Está escrito nas estrelas: uma orquestra
desafinada tem pouco futuro. Quando os sons são emitidos sem uma linha
condutora coerente, o público alinha numa valente pateada e tira conclusões -
ou o maestro é incompetente, ou os músicos não dão uma para a caixa ou, outra
hipótese, usam as pautas para se travar de razões entre si.
O atual momento político do país contém todas
as parecenças com um grupo de músicos tresmalhados. É eloquente a gritaria da
Oposição e o descontentamento nas ruas, a tentativa de afinação de Passos
Coelho e os sons divergentes emitidos por Vítor Gaspar e Paulo Portas.
Um simples documento, contendo as novas
projeções da OCDE para Portugal, agravando a estimativa de recessão deste ano
para 2,7 do PIB, contra os 2,3% admitidos pelo Governo e pela troika, voltou a
colocar a nu a desafinação.
Do alto da sua sapiência, o técnico Vítor
Gaspar vê nas projeções da OCDE uma "discrepância de algumas décimas de
ponto percentual" entendendo não as valorizar excessivamente. E o que
disse o político Paulo Portas? Mostrou-se "preocupado"....
Esta diferença de discurso pode parecer um
mero pormenor, mas não. É um "pormaior" - mais um - por encaixar
noutras "nuances" do dia dos mesmos protagonistas.
"Reformar não é cortar, é tornar o Estado
melhor". Que acorde sonante! Propagado por quem? Por Paulo Portas,
respondendo a uma interpelação na Assembleia da República do Bloco de Esquerda
e na qual prometeu a apresentação do documento da reforma do Estado no próximo
mês. Uma mensagem nos antípodas do Orçamento Retificativo forjado por Gaspar e
no qual os novos ajustamentos serão realizados pelo lado da despesa, mas sem
uma qualquer linha de coerência para lá do foco num número final.

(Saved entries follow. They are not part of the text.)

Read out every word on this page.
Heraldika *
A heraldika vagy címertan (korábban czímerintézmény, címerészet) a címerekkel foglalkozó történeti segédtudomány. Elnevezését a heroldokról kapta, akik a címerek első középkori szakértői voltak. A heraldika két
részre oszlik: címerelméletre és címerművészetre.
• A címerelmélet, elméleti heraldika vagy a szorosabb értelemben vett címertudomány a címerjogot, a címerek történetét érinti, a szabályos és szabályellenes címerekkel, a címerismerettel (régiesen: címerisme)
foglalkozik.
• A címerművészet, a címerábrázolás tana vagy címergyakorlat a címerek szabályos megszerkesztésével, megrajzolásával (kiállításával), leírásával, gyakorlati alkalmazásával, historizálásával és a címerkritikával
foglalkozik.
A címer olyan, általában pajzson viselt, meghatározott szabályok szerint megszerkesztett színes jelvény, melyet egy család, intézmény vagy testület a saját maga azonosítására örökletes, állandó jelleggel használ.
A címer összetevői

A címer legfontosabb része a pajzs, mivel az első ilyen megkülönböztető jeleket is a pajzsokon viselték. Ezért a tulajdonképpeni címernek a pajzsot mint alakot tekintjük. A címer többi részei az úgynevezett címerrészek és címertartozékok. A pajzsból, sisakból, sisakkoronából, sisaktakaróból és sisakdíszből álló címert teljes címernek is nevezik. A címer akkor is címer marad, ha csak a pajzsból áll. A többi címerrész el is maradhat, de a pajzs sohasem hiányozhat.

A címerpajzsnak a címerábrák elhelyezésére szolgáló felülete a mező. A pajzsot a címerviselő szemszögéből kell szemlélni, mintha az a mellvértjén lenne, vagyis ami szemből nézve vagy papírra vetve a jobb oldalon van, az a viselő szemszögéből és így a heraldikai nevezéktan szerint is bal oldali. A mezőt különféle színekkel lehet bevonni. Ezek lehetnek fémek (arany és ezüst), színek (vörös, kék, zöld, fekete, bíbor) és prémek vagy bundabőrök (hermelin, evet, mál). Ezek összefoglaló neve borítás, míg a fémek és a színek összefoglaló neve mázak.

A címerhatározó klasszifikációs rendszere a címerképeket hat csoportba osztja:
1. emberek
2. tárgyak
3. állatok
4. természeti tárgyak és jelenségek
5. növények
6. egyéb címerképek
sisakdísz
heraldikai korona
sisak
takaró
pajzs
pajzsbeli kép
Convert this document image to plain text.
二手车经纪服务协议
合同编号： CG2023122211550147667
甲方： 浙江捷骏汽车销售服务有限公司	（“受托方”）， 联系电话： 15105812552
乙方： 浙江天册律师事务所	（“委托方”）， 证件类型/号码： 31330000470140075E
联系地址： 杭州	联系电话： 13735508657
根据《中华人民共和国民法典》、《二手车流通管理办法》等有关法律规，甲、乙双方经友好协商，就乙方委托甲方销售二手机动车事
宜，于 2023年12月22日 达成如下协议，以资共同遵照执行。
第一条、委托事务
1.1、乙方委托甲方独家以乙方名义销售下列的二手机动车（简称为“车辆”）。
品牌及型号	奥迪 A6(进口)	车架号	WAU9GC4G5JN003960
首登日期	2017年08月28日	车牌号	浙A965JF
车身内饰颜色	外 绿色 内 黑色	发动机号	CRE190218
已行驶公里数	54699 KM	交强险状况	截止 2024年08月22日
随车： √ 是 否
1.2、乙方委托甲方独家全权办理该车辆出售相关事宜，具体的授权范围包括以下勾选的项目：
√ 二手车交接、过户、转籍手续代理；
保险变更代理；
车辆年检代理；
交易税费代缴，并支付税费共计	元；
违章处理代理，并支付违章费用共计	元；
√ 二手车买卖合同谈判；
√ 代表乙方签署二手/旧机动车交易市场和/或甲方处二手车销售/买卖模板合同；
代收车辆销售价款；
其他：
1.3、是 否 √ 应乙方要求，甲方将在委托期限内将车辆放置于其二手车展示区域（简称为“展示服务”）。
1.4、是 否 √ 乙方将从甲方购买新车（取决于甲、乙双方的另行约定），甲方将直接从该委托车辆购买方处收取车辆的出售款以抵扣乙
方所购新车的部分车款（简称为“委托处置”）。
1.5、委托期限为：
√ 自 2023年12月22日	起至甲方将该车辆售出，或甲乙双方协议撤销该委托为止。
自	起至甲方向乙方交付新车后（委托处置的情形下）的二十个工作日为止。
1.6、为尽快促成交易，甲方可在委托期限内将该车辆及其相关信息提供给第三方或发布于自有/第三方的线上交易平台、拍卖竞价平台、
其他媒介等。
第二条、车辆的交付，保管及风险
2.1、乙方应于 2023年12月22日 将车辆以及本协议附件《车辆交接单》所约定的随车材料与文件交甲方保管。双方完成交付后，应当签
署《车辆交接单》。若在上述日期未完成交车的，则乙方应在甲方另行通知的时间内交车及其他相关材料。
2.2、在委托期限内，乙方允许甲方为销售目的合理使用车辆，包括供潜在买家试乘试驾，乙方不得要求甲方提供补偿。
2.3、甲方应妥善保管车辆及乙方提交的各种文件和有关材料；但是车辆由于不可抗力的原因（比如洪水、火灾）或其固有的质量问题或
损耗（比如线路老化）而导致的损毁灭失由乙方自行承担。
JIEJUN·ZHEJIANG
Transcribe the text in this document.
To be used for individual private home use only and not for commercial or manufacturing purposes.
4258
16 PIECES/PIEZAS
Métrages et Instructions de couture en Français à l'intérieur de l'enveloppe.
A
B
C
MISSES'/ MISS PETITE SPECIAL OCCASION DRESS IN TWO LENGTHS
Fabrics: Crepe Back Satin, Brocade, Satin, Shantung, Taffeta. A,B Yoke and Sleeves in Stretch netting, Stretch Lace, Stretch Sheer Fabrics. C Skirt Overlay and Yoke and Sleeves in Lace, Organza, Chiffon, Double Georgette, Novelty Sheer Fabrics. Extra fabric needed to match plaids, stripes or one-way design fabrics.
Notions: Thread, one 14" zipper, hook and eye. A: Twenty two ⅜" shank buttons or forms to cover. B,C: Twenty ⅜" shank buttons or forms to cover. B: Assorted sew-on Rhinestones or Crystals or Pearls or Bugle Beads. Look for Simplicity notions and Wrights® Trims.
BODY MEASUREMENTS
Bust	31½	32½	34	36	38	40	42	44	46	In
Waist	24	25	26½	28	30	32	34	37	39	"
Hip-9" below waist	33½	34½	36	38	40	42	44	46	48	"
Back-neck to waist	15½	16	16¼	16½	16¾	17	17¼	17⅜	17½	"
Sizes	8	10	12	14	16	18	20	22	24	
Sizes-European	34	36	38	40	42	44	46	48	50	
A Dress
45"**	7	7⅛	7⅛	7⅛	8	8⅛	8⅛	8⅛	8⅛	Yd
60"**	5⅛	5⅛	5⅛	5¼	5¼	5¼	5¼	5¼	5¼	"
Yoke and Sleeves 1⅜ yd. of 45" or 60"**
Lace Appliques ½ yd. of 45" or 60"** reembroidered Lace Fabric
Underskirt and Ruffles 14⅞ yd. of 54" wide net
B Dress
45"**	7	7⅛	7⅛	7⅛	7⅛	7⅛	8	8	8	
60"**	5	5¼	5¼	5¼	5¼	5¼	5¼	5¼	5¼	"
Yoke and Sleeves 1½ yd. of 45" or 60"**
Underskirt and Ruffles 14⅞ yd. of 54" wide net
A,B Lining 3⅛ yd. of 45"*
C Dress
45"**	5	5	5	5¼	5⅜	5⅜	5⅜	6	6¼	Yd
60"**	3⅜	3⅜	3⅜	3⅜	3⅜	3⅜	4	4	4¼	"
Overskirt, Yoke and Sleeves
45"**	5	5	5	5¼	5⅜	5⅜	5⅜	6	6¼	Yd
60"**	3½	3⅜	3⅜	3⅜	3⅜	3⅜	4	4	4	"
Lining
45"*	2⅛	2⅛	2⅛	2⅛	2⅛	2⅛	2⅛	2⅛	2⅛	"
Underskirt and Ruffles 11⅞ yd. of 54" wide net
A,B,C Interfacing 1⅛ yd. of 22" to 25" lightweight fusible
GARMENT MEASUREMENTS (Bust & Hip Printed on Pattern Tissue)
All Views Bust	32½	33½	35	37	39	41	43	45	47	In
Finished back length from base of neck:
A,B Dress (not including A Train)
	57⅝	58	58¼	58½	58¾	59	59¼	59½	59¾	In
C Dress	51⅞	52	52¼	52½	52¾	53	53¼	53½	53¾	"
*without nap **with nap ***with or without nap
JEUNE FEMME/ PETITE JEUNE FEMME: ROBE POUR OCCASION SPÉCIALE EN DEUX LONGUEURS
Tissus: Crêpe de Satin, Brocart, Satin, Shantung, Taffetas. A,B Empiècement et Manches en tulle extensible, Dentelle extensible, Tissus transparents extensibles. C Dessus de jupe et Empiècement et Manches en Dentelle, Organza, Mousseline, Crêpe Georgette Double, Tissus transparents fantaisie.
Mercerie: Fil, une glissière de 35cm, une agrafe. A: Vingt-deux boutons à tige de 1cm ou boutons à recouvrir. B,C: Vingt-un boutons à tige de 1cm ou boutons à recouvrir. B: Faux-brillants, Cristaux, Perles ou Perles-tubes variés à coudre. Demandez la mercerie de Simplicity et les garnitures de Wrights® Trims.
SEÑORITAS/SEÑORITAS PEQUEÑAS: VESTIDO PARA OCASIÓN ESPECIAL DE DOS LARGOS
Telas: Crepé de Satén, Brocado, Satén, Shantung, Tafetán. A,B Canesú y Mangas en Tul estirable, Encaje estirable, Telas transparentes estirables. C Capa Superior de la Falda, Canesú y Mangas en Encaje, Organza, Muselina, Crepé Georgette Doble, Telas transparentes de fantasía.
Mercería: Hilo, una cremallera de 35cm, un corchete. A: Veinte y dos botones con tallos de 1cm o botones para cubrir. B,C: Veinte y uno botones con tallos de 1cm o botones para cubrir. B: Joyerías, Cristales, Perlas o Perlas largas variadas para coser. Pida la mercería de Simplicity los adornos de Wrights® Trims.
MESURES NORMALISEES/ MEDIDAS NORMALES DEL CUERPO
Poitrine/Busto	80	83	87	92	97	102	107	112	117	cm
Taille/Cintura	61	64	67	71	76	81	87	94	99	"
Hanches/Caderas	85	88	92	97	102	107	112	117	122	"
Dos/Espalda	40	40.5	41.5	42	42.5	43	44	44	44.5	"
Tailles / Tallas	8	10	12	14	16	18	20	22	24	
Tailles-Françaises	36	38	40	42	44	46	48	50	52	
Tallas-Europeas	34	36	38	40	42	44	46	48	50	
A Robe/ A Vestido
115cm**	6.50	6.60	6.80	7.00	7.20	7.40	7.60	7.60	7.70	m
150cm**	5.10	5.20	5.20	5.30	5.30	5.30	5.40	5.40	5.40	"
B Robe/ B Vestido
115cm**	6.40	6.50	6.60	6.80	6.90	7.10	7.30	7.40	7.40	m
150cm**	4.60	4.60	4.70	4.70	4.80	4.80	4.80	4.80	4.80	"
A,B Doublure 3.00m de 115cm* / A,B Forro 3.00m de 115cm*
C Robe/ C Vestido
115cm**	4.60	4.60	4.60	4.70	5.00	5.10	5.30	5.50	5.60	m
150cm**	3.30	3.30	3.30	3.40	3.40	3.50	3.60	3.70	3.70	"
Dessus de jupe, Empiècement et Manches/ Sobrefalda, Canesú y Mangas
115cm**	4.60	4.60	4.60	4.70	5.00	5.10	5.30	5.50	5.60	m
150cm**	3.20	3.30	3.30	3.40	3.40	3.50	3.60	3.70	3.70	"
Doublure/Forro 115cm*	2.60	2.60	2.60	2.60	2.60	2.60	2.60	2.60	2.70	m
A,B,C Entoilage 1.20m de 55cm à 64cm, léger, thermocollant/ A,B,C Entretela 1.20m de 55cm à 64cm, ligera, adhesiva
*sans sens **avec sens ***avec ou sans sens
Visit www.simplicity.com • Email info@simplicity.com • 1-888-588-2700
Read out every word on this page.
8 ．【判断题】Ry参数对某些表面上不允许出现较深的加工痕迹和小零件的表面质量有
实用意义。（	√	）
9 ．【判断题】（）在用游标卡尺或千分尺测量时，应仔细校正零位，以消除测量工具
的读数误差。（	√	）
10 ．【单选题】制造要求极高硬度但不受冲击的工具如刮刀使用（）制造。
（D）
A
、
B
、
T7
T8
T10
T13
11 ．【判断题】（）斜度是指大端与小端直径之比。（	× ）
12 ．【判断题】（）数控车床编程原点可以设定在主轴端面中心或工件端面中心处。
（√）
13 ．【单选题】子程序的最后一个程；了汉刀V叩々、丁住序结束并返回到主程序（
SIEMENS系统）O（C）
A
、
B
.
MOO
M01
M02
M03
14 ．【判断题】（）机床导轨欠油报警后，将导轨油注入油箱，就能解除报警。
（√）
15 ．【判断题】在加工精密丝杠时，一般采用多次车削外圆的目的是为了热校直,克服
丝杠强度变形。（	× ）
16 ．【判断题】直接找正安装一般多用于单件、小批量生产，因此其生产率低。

Interessante ainda nesta dicotomia entre os
n.OS 2 e 3 do Governo é o posicionamento sobre a capacidade negocial do país
perante os seus credores e o memorando de entendimento com eles assinado ao
tempo do socorro pedido por José Sócrates (convém não esquecer). Para Paulo Portas,
"os programas de ajustamento devem ter adaptação à realidade, os esforços
devem ser realistas e as metas atingíveis". Já para Vítor Gaspar, um
paladino do cumprimento das exigências da troika, indo de preferência até mais
longe, Portugal dispõe de "uma posição negocial muito fragilizada". E
porquê? Espanto dos espantos: o mesmo ministro das Finanças considera que o
programa foi "mal negociado". Dá para rir, sobretudo se se recordar
ter alinhado sempre numa postura de mais papista do que o Papa.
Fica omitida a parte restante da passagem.